I’ve spent 10 of my 14 voting years in Louisiana, and have never had a problem either voting or registering to do so. I voted in my first election before I had a driver’s license, using my college ID. A year later, I changed my address three weeks before an election, but still was able to vote at my previous precinct. Since then, it’s been smooth sailing everywhere I’ve lived.
Knock on wood.
One of the big political stories of 2012 has been the push toward more stringent voter laws nationwide. Though Louisiana hasn’t been among the major players in this push, the state shares the conservative makeup that most of the states involved have in common. Mandatory picture ID for voters could absolutely happen here in the near future.
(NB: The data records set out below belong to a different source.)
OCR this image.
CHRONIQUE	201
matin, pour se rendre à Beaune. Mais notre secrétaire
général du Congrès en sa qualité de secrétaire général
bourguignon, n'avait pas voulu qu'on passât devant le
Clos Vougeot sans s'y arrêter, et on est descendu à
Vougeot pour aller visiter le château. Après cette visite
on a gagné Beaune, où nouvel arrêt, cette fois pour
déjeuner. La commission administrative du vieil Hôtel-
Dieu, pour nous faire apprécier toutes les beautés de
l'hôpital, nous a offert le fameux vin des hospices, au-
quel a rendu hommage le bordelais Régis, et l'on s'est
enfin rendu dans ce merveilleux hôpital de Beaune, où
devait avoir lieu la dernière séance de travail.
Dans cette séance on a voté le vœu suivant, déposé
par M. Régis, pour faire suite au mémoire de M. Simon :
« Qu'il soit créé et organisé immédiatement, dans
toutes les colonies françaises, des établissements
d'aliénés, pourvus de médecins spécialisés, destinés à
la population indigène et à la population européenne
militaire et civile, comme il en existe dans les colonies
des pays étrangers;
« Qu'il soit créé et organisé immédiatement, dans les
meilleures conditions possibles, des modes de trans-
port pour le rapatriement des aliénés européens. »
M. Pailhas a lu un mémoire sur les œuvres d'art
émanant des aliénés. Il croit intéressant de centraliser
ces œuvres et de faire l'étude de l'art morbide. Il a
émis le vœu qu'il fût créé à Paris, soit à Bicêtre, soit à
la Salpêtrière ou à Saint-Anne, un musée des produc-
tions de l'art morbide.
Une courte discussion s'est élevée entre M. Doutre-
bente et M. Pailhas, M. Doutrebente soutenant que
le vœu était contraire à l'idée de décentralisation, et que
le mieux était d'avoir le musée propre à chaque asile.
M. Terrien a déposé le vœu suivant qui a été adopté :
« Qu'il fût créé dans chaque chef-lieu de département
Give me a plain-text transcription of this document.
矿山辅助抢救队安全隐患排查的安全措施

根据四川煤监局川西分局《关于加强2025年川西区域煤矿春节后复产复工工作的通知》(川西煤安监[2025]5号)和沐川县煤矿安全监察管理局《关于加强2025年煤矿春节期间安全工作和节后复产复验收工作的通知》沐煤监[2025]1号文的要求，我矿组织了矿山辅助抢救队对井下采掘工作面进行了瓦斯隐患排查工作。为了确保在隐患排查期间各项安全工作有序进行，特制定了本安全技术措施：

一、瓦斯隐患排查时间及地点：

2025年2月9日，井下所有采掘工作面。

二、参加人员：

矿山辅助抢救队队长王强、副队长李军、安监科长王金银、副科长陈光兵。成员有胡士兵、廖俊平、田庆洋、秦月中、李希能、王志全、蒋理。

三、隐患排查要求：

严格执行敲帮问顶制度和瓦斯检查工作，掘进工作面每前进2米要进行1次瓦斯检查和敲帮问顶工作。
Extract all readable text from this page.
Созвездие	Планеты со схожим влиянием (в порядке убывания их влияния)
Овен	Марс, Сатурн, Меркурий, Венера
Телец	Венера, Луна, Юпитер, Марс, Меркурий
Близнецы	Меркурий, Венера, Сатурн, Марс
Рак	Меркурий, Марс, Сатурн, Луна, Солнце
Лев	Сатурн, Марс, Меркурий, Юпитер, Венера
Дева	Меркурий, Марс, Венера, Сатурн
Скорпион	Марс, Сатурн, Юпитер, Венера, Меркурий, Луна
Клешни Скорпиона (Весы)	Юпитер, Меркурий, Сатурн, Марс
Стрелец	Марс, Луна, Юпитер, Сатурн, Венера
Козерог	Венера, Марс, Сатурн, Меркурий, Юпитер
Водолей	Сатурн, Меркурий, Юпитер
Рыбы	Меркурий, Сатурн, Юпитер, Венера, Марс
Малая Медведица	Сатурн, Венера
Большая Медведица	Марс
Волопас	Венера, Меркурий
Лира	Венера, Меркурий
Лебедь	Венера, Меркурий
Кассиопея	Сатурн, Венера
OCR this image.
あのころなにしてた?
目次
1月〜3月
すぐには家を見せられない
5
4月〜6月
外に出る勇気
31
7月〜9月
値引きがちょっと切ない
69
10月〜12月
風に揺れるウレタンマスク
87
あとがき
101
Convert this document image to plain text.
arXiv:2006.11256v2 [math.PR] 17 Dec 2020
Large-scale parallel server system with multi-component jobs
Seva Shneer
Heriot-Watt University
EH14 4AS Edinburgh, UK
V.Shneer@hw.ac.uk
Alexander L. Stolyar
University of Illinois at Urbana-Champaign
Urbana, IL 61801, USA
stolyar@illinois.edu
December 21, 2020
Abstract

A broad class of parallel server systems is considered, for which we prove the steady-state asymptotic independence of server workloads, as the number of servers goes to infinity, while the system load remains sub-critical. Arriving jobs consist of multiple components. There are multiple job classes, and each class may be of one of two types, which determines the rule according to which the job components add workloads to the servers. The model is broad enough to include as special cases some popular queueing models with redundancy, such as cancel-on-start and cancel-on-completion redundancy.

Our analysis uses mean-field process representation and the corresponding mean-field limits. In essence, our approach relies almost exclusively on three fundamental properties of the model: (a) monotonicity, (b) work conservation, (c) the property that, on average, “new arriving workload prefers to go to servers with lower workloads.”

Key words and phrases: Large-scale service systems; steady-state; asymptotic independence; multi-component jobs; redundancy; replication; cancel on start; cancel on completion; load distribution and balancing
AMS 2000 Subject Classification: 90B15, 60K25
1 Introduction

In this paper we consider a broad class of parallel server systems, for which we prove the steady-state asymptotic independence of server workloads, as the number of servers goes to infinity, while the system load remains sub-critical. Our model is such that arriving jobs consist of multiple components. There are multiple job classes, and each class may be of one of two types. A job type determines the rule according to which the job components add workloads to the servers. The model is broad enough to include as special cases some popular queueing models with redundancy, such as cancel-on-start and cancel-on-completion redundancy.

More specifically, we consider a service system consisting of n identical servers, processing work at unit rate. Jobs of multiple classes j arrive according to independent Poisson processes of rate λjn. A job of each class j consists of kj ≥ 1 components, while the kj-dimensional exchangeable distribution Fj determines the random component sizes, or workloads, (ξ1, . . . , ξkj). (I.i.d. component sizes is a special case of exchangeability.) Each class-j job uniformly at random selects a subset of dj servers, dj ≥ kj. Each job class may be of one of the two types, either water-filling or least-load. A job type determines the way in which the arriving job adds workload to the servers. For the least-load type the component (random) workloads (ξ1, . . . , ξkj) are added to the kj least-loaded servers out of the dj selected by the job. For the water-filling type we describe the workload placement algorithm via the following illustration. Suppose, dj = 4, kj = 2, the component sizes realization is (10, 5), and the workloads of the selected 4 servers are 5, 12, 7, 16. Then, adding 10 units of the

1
Critics — I’m raising my hand here — contend that photo-ID laws are less about curbing voter fraud than about curbing voters, period. In a sense, it’s a genius political calculation by Republicans, who would benefit from the reduced influx of poor, minority, college and elderly voters for whom narrow ID standards can be an obstacle, and can disguise that de facto purge as upholding poll integrity. And who could possibly be against voter integrity?
Well, my trip to the DMV reminded me exactly why I’m against voter integrity — at least as the ID proponents define it.
In Lafayette, the DMV office is located at the very north edge of town near Carencro, on a frontage road off I-49. It’s the only one in the entire city, and people often confuse it with a police station on another frontage road (which, for a long time after the new DMV opened, had a stack of fliers pointing visitors to the correct location). The DMV’s isolated location is accessible almost exclusively by car, adjacent only to a Mexican restaurant whose core business is probably weary licensees. For those relying on the bus, their own two feet or a walker, it might as well be Emerald City. Even if you do get there, you’d better have the right papers and cash, just in case. Some don’t. Some never have.
As long as ID offices are less ubiquitous than polling stations, stringent ID laws are going to disenfranchise some (or many) legit voters — citizens whose only crime is lack of access to offices and/or proper documentation. For those making the push, this outcome is exactly what they want.
Let’s make sure anyone wanting to bring Louisiana into this poisonous movement has an equally tough road ahead.